Doctors have long known that chronic kidney disease can sharply increase a patient’s risk of heart failure. More than half of people with advanced kidney disease ultimately die from cardiovascular complications, even when obesity, hypertension and diabetes do not fully explain the connection.
Researchers at the University of Virginia and Icahn School of Medicine at Mount Sinai in New York now say they have identified a kidney-specific mechanism that may help solve the puzzle.
The team found that diseased kidneys release large numbers of circulating extracellular vesicles, or microscopic particles that act as messengers between organs.
Nearly all cells in the body shed these vesicles, which carry biological “cargo” such as proteins and genetic material.
In healthy people, those signals may help maintain normal communication. But in people with chronic kidney disease, the vesicles appear to carry toxic microRNA, small molecules that regulate gene activity and protein production.
When those vesicles reach the heart, they can disrupt normal function and contribute to the development of heart failure.
Uta Erdbrügger, the study researcher and a UVA physician-scientist, said the discovery could help doctors detect cardiovascular risk earlier, even before patients develop symptoms.
“So if we identify patients who don't have any symptoms that they're at risk for heart disease, we can intervene sooner,” she said.
She said the discovery offers the first direct evidence that the kidney can actively influence heart damage through long-distance organ-to-organ signaling.
“Normally, each cell communicates with the neighboring cells, but this is much further away,” Erdbrügger said. “I find it very fascinating taking care of these patients, and it will help with precision medicine.”
In experiments on mice, scientists reduced the amount of these vesicles circulating in the blood and saw heart function improve.

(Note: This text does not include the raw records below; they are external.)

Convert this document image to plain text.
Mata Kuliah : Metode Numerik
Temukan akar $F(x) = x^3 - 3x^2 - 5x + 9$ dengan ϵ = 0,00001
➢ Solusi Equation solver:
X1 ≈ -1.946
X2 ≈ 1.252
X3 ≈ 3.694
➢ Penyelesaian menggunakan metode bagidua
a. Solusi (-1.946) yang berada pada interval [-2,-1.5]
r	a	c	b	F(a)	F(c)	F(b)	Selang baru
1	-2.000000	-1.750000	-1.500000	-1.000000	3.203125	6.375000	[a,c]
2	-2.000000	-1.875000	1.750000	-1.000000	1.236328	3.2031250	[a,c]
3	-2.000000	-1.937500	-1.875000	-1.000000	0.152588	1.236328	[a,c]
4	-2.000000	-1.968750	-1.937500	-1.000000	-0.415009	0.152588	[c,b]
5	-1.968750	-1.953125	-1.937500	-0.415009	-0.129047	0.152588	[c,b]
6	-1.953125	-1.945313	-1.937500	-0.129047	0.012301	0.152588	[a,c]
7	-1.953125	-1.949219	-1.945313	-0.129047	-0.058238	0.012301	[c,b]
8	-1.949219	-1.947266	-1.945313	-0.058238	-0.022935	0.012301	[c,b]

The team also confirmed the presence of harmful vesicles in blood samples from patients with chronic kidney disease.
The team reduced the vesicles circulating in the mice’s blood using a broad drug intervention that was not designed to target one specific pathway.
“So this was not a very targeted, specific treatment,” Erdbrügger said. “It was in general, for all vesicles, so we had less vesicles, but we could show that the heart failure didn't appear as strongly in those mice.”

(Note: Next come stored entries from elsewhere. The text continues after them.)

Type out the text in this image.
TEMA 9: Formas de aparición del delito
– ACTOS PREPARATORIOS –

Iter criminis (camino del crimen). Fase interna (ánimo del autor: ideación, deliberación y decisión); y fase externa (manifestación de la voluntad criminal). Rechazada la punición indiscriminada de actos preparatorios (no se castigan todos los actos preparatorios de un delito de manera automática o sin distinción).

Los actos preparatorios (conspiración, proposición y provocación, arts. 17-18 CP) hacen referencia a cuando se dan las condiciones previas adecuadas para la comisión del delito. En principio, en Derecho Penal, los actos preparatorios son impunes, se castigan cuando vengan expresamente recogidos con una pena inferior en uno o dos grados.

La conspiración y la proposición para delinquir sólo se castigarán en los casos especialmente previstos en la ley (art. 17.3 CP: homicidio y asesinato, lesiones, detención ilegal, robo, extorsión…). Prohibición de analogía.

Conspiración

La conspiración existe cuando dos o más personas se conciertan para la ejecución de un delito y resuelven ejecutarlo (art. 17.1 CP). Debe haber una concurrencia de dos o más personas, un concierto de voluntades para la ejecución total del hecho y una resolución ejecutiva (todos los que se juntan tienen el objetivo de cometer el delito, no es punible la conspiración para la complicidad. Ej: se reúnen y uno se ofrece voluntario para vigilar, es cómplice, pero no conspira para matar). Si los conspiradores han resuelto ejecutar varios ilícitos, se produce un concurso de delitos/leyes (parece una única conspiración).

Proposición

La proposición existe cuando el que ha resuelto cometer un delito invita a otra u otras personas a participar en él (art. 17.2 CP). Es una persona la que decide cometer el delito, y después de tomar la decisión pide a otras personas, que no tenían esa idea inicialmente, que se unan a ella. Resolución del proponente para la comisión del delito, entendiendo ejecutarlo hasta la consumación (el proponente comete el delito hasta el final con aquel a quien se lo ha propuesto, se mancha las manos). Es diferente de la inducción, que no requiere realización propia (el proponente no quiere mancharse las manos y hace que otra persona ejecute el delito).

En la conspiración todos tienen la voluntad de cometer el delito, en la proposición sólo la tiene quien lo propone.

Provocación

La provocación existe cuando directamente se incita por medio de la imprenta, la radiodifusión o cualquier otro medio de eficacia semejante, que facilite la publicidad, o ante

Erdbrügger said one of the most urgent goals is developing earlier tools to identify patients at risk. Kidney disease and heart failure often progress silently, and current clinical markers tend to rise only after significant damage has already occurred.
She said the findings could eventually lead to a blood test that detects hidden heart failure risk in kidney patients, so clinicians can start treatment sooner.
Before that can happen, Erdbrügger said researchers must validate the marker in much larger studies. Her team is now planning “deep phenotyping,” using imaging and detailed evaluations to track heart disease in kidney patients and test the vesicles in cohorts of thousands.
She estimated it could take five to 10 years of additional research before the discovery reaches routine clinical care.
The biggest obstacle, she said, is funding: Large multi-site studies can cost millions of dollars and often require support from both the National Institutes of Health and private foundations.
The research was published in the journal Circulation.